The above attributes are described below:

  • enable-dynamic-filtering: Enable dynamic filtering feature.
  • dynamic-filtering-wait-time: Maximum waiting time for the dynamic filter to be ready, default to 1s.
  • dynamic-filtering-data-type: Set dynamic filtering data type, default to BLOOM_FILTER.
  • dynamic-filtering-max-size: Max dynamic filter size, cost based optimizer won’t create dynamic filter that has estimate size exceeding this value based on statistics, default to 1000000.
  • dynamic-filtering-max-per-driver-size: Max data size collected for dynamic filter per driver, default to 1MB.
  • dynamic-filtering-max-per-driver-row-count: Max data count collected for dynamic filter per driver, default to 10000.
  • dynamic-filtering-bloom-filter-fpp: Bloom filter FPP used for dynamic filtering, default to 0.1.

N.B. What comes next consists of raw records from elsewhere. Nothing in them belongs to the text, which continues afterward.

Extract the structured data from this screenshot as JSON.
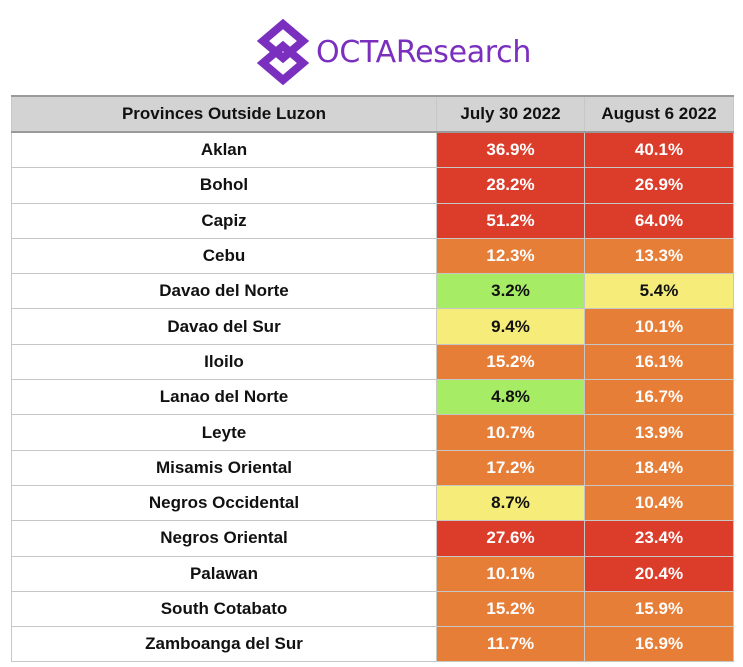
{
  "header": {
    "logo_text": "OCTAResearch"
  },
  "table": {
    "columns": [
      "Provinces Outside Luzon",
      "July 30 2022",
      "August 6 2022"
    ],
    "rows": [
      {
        "province": "Aklan",
        "jul30": "36.9%",
        "aug6": "40.1%",
        "jul30_color": "#dc3c2a",
        "aug6_color": "#dc3c2a"
      },
      {
        "province": "Bohol",
        "jul30": "28.2%",
        "aug6": "26.9%",
        "jul30_color": "#dc3c2a",
        "aug6_color": "#dc3c2a"
      },
      {
        "province": "Capiz",
        "jul30": "51.2%",
        "aug6": "64.0%",
        "jul30_color": "#dc3c2a",
        "aug6_color": "#dc3c2a"
      },
      {
        "province": "Cebu",
        "jul30": "12.3%",
        "aug6": "13.3%",
        "jul30_color": "#e77e37",
        "aug6_color": "#e77e37"
      },
      {
        "province": "Davao del Norte",
        "jul30": "3.2%",
        "aug6": "5.4%",
        "jul30_color": "#a6ec64",
        "aug6_color": "#f6ec7a"
      },
      {
        "province": "Davao del Sur",
        "jul30": "9.4%",
        "aug6": "10.1%",
        "jul30_color": "#f6ec7a",
        "aug6_color": "#e77e37"
      },
      {
        "province": "Iloilo",
        "jul30": "15.2%",
        "aug6": "16.1%",
        "jul30_color": "#e77e37",
        "aug6_color": "#e77e37"
      },
      {
        "province": "Lanao del Norte",
        "jul30": "4.8%",
        "aug6": "16.7%",
        "jul30_color": "#a6ec64",
        "aug6_color": "#e77e37"
      },
      {
        "province": "Leyte",
        "jul30": "10.7%",
        "aug6": "13.9%",
        "jul30_color": "#e77e37",
        "aug6_color": "#e77e37"
      },
      {
        "province": "Misamis Oriental",
        "jul30": "17.2%",
        "aug6": "18.4%",
        "jul30_color": "#e77e37",
        "aug6_color": "#e77e37"
      },
      {
        "province": "Negros Occidental",
        "jul30": "8.7%",
        "aug6": "10.4%",
        "jul30_color": "#f6ec7a",
        "aug6_color": "#e77e37"
      },
      {
        "province": "Negros Oriental",
        "jul30": "27.6%",
        "aug6": "23.4%",
        "jul30_color": "#dc3c2a",
        "aug6_color": "#dc3c2a"
      },
      {
        "province": "Palawan",
        "jul30": "10.1%",
        "aug6": "20.4%",
        "jul30_color": "#e77e37",
        "aug6_color": "#dc3c2a"
      },
      {
        "province": "South Cotabato",
        "jul30": "15.2%",
        "aug6": "15.9%",
        "jul30_color": "#e77e37",
        "aug6_color": "#e77e37"
      },
      {
        "province": "Zamboanga del Sur",
        "jul30": "11.7%",
        "aug6": "16.9%",
        "jul30_color": "#e77e37",
        "aug6_color": "#e77e37"
      }
    ]
  }
}
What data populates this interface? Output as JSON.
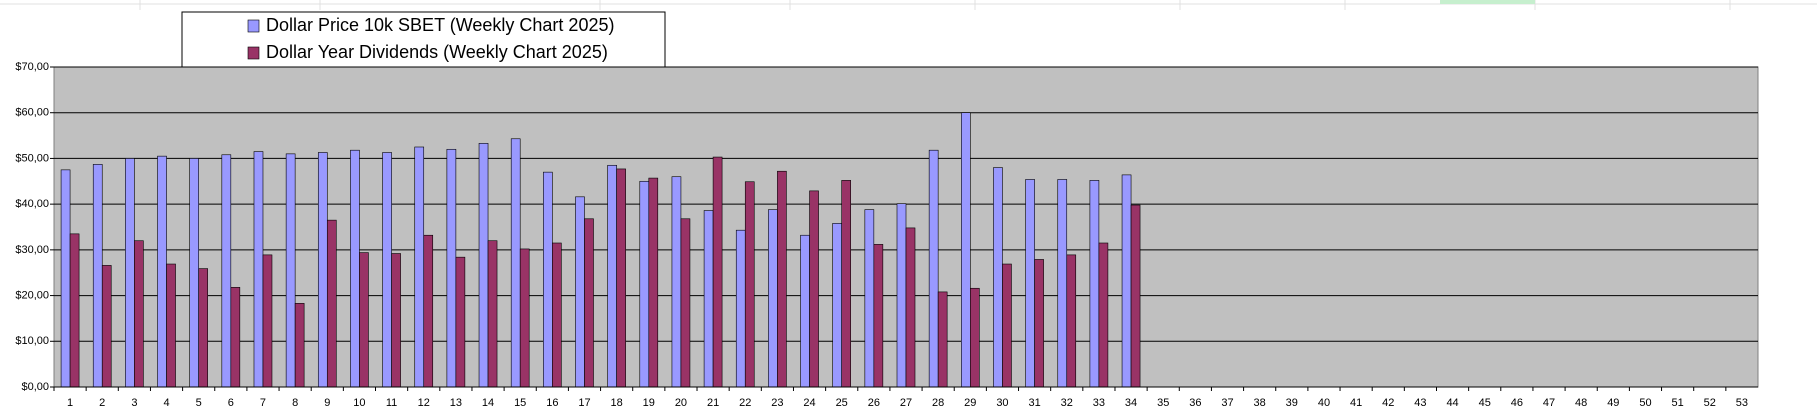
{
  "chart_data": {
    "type": "bar",
    "categories": [
      "1",
      "2",
      "3",
      "4",
      "5",
      "6",
      "7",
      "8",
      "9",
      "10",
      "11",
      "12",
      "13",
      "14",
      "15",
      "16",
      "17",
      "18",
      "19",
      "20",
      "21",
      "22",
      "23",
      "24",
      "25",
      "26",
      "27",
      "28",
      "29",
      "30",
      "31",
      "32",
      "33",
      "34",
      "35",
      "36",
      "37",
      "38",
      "39",
      "40",
      "41",
      "42",
      "43",
      "44",
      "45",
      "46",
      "47",
      "48",
      "49",
      "50",
      "51",
      "52",
      "53"
    ],
    "series": [
      {
        "name": "Dollar Price 10k SBET (Weekly Chart 2025)",
        "color": "#9999ff",
        "values": [
          47.5,
          48.7,
          50,
          50.5,
          50,
          50.8,
          51.5,
          51,
          51.3,
          51.8,
          51.3,
          52.5,
          52,
          53.3,
          54.3,
          47,
          41.6,
          48.5,
          45,
          46,
          38.6,
          34.3,
          38.8,
          33.2,
          35.8,
          38.8,
          40.1,
          51.8,
          60,
          48,
          45.4,
          45.4,
          45.2,
          46.4,
          null,
          null,
          null,
          null,
          null,
          null,
          null,
          null,
          null,
          null,
          null,
          null,
          null,
          null,
          null,
          null,
          null,
          null,
          null
        ]
      },
      {
        "name": "Dollar Year Dividends (Weekly Chart 2025)",
        "color": "#993366",
        "values": [
          33.5,
          26.6,
          32,
          26.9,
          25.9,
          21.8,
          28.9,
          18.3,
          36.5,
          29.4,
          29.2,
          33.2,
          28.4,
          32,
          30.2,
          31.5,
          36.8,
          47.7,
          45.7,
          36.8,
          50.3,
          44.9,
          47.2,
          42.9,
          45.2,
          31.2,
          34.8,
          20.8,
          21.6,
          26.9,
          27.9,
          28.9,
          31.5,
          39.8,
          null,
          null,
          null,
          null,
          null,
          null,
          null,
          null,
          null,
          null,
          null,
          null,
          null,
          null,
          null,
          null,
          null,
          null,
          null
        ]
      }
    ],
    "ylim": [
      0,
      70
    ],
    "yticks": [
      {
        "value": 0,
        "label": "$0,00"
      },
      {
        "value": 10,
        "label": "$10,00"
      },
      {
        "value": 20,
        "label": "$20,00"
      },
      {
        "value": 30,
        "label": "$30,00"
      },
      {
        "value": 40,
        "label": "$40,00"
      },
      {
        "value": 50,
        "label": "$50,00"
      },
      {
        "value": 60,
        "label": "$60,00"
      },
      {
        "value": 70,
        "label": "$70,00"
      }
    ],
    "grid": true,
    "plot_background": "#c0c0c0"
  }
}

If applied to Hive connector: we should change catalog/hive.properties:

hive.dynamic-filter-partition-filtering=true
hive.dynamic-filtering-row-filtering-threshold=5000

The above attributes are described below:

  • hive.dynamic-filter-partition-filtering: Filter out hive splits early based on partition value using dynamic filter, default to false.
  • hive.dynamic-filtering-row-filtering-threshold: Filter out hive rows early if the dynamic filter size is below the threshold, default to 2000.